I have got burned several times in bunds recently, so let’s hope I know what is going on this time. Bunds are back at their resistance level and, I think, likely to trade back down into their range.
Why have people been buying bunds? There are two possibilities: fears about a protracted slump in the Eurozone, or contagion from Greece (as people sell peripheral Eurozone bonds and buy bunds instead). The first explanation is implausible: manufacturing numbers out of the Eurozone have been surprisingly good, and the general emerging-market-driven recovery story on which the markets are focused applies as much to the Eurozone as to the US. So Greek contagion seems likely.
Can the crisis push bund yields any lower? It could. Continuing peripheral woes in the Eurozone would mean more switching to bunds. But so far in the sovereign debt furore, bunds yields have not fallen below their current levels except for one spike in February when the whole thing was fairly new. And it cannot be good for Germany’s fiscal position to be lending money to nations for which default (or perhaps “restucturing”) makes good sense. These points, together with the strength of the economy, argue against a downside breakout for German bund yields.
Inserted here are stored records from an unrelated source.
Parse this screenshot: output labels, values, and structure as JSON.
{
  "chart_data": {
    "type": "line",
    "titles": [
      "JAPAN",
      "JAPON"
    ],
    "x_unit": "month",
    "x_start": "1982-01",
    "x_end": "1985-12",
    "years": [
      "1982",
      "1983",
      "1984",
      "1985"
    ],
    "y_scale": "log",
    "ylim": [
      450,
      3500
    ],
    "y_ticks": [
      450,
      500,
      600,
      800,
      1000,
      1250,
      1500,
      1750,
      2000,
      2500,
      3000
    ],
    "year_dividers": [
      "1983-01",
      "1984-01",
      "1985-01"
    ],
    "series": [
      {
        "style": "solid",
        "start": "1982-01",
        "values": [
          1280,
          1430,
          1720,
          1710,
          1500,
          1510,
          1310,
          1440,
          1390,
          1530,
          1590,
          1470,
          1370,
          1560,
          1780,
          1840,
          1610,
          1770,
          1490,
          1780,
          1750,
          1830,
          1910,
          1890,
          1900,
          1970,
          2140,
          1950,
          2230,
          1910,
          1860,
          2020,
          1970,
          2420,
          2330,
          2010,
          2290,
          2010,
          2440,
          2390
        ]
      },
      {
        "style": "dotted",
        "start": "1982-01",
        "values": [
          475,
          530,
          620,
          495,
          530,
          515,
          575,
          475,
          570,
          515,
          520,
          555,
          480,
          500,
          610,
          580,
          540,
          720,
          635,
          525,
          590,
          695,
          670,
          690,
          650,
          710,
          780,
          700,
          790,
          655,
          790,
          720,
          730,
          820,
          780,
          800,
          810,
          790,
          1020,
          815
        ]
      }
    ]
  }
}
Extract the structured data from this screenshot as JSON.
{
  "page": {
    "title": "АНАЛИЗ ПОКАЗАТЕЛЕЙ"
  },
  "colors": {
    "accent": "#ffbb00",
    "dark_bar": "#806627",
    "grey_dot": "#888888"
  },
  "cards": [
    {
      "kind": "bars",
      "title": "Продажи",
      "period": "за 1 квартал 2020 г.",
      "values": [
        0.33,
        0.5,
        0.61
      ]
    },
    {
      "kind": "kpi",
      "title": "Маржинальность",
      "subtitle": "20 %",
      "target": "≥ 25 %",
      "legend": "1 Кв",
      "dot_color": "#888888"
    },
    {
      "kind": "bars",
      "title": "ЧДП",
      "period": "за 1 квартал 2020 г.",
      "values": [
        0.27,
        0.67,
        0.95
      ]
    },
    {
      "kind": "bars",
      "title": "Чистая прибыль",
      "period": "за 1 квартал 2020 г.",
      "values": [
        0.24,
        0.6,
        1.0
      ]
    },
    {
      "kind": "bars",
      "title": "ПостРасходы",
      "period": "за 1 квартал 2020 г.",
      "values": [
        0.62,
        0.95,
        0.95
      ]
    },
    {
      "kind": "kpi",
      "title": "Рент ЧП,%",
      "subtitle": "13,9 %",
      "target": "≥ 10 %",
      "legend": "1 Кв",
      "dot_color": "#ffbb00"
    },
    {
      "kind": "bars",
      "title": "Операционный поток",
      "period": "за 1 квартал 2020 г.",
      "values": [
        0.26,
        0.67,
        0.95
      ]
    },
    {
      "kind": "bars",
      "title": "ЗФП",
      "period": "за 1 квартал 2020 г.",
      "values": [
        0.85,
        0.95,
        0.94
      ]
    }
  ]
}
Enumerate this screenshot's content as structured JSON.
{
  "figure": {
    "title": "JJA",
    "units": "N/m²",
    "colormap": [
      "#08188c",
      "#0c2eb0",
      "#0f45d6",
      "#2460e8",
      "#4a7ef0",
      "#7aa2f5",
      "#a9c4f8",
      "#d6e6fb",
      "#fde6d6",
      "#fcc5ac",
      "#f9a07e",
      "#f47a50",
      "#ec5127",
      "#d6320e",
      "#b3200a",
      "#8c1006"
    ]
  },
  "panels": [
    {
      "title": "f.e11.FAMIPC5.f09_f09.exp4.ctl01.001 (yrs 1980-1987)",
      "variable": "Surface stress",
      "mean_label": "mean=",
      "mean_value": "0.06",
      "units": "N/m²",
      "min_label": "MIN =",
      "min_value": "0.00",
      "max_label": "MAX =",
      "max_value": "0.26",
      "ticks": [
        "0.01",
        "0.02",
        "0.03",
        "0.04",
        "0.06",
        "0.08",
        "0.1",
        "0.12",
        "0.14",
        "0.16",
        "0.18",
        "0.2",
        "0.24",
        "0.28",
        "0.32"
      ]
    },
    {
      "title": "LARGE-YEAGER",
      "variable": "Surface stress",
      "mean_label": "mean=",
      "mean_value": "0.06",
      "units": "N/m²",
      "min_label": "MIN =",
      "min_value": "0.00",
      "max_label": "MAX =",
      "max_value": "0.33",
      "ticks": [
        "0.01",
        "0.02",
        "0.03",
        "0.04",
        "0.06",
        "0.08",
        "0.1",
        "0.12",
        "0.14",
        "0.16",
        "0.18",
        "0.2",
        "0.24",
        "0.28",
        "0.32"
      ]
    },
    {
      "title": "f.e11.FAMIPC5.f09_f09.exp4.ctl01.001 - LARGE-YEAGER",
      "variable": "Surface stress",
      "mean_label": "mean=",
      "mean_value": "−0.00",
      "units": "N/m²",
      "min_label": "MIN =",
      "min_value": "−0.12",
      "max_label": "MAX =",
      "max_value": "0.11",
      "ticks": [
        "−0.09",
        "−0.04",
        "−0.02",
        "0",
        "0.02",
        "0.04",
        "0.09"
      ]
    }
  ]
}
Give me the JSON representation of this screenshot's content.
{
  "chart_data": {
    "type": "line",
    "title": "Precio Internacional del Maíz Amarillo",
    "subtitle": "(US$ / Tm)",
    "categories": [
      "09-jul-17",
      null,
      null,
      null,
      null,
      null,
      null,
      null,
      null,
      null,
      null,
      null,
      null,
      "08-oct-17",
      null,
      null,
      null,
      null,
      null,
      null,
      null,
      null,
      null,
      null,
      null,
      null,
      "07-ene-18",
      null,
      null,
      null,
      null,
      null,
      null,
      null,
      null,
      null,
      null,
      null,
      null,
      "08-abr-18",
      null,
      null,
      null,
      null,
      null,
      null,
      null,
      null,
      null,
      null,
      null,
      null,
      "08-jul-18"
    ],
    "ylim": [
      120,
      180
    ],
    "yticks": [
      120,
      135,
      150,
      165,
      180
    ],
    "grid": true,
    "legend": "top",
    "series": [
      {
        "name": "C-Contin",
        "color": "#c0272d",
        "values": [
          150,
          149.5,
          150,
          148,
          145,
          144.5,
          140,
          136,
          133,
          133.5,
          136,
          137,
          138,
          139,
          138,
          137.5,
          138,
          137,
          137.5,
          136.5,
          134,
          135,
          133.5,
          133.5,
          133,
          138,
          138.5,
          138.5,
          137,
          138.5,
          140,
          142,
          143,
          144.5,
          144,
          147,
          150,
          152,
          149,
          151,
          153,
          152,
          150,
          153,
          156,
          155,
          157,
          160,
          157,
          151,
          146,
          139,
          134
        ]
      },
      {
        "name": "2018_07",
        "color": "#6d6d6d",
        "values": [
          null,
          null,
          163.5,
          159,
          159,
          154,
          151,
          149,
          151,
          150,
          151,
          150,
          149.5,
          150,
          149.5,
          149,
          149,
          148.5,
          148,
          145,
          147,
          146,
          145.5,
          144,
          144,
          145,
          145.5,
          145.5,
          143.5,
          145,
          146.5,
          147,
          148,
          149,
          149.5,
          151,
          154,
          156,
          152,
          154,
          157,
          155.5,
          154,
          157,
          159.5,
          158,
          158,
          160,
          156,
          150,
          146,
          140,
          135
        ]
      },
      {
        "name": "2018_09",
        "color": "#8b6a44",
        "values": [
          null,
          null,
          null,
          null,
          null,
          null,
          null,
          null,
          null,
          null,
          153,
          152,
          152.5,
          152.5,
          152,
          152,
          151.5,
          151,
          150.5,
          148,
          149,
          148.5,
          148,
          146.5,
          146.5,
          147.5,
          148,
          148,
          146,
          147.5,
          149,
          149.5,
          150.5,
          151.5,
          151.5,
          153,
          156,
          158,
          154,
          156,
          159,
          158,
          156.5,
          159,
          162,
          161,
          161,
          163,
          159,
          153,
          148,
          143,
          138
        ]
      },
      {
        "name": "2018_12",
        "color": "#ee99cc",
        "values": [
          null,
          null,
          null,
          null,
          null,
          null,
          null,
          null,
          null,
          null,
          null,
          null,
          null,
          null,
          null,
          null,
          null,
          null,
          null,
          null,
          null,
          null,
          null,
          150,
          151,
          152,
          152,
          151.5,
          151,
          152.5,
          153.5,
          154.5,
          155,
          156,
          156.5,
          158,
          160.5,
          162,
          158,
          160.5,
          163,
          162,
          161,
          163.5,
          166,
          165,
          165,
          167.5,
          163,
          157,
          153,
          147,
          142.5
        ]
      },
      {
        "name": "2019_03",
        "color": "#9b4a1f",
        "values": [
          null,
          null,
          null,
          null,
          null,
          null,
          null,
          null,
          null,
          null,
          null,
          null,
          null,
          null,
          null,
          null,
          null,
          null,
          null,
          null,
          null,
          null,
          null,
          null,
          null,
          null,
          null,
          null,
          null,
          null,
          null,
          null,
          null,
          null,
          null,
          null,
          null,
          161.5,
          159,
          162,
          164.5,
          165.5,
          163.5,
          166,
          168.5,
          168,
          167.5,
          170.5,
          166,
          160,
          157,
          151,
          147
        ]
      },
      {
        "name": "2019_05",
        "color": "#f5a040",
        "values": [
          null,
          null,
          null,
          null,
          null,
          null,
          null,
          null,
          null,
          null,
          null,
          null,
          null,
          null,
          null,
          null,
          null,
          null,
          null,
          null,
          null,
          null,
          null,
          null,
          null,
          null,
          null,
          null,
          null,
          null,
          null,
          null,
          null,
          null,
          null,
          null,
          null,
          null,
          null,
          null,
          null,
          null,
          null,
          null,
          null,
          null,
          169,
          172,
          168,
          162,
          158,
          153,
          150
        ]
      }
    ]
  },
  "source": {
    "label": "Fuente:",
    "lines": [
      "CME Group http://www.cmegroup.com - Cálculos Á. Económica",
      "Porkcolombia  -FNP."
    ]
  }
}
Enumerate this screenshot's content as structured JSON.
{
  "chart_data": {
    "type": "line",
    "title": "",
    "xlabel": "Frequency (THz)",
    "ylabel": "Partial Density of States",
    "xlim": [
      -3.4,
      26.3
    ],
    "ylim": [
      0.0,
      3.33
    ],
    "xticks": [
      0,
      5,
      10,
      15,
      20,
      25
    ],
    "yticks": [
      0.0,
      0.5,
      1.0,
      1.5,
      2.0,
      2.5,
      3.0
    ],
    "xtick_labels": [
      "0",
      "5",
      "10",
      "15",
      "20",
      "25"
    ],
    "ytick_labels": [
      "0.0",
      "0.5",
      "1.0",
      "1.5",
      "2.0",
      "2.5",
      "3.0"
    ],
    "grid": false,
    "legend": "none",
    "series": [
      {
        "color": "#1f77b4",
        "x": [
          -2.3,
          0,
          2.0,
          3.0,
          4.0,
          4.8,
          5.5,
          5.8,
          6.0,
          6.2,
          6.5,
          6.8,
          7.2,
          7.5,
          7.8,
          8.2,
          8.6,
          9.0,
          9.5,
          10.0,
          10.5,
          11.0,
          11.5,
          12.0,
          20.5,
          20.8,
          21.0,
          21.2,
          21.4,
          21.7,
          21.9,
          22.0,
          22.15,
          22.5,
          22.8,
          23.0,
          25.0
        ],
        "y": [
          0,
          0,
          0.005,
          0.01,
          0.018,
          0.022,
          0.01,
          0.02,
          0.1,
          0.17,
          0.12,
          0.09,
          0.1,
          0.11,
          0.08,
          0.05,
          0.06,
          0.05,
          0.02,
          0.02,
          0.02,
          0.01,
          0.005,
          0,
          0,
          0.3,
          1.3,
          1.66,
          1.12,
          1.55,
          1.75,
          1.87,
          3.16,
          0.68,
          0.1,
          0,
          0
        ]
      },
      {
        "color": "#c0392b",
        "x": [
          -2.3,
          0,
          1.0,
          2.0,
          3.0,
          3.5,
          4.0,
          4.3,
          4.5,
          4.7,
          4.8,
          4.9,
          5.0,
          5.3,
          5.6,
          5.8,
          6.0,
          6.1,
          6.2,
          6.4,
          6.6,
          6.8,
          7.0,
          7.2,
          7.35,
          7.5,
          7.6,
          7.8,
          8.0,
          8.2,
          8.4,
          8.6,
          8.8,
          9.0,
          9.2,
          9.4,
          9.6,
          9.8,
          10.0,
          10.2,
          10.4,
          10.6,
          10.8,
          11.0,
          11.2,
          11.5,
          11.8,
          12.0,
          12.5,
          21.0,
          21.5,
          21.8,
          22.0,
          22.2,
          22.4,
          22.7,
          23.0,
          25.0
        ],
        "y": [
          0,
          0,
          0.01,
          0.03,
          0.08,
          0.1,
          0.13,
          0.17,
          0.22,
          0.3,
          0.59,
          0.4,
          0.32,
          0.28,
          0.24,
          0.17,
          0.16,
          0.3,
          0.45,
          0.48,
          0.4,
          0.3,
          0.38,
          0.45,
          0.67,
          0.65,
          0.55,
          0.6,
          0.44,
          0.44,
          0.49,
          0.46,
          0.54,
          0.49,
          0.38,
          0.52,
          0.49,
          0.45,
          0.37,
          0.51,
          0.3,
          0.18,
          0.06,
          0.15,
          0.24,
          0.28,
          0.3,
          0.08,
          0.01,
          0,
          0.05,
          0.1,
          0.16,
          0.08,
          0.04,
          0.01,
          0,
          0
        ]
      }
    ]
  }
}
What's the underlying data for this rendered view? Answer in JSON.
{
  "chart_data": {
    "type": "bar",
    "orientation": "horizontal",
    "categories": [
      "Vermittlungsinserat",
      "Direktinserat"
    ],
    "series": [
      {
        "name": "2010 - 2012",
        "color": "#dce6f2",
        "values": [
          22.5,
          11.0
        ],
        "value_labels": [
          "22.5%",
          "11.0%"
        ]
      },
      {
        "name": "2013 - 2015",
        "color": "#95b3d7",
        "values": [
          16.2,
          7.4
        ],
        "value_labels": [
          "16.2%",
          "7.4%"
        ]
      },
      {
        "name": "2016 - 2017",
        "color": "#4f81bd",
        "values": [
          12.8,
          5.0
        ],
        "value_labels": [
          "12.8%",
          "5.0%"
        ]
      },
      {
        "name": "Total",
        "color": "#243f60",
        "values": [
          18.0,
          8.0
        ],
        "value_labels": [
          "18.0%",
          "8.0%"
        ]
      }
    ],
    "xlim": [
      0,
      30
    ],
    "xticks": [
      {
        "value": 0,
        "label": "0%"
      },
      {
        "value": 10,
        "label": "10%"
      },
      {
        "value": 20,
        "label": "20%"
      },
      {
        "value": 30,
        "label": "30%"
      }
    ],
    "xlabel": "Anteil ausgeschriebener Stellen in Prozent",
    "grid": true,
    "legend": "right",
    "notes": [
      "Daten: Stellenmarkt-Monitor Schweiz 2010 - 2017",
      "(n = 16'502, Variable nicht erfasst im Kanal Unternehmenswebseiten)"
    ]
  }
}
One more point: deflation. Deflation is an ongoing risk for the Eurozone and a prolonged deflation could mean much lower bund yields. But even in the depths of the crisis they hit pretty decent support at 3% — a breakout now, with improving economic data, doesn’t look a reasonable bet.
The real danger with this trade, I think, is that investors are starting to better appreciate the scale of the problem. If that is the case, then bund yields could push lower.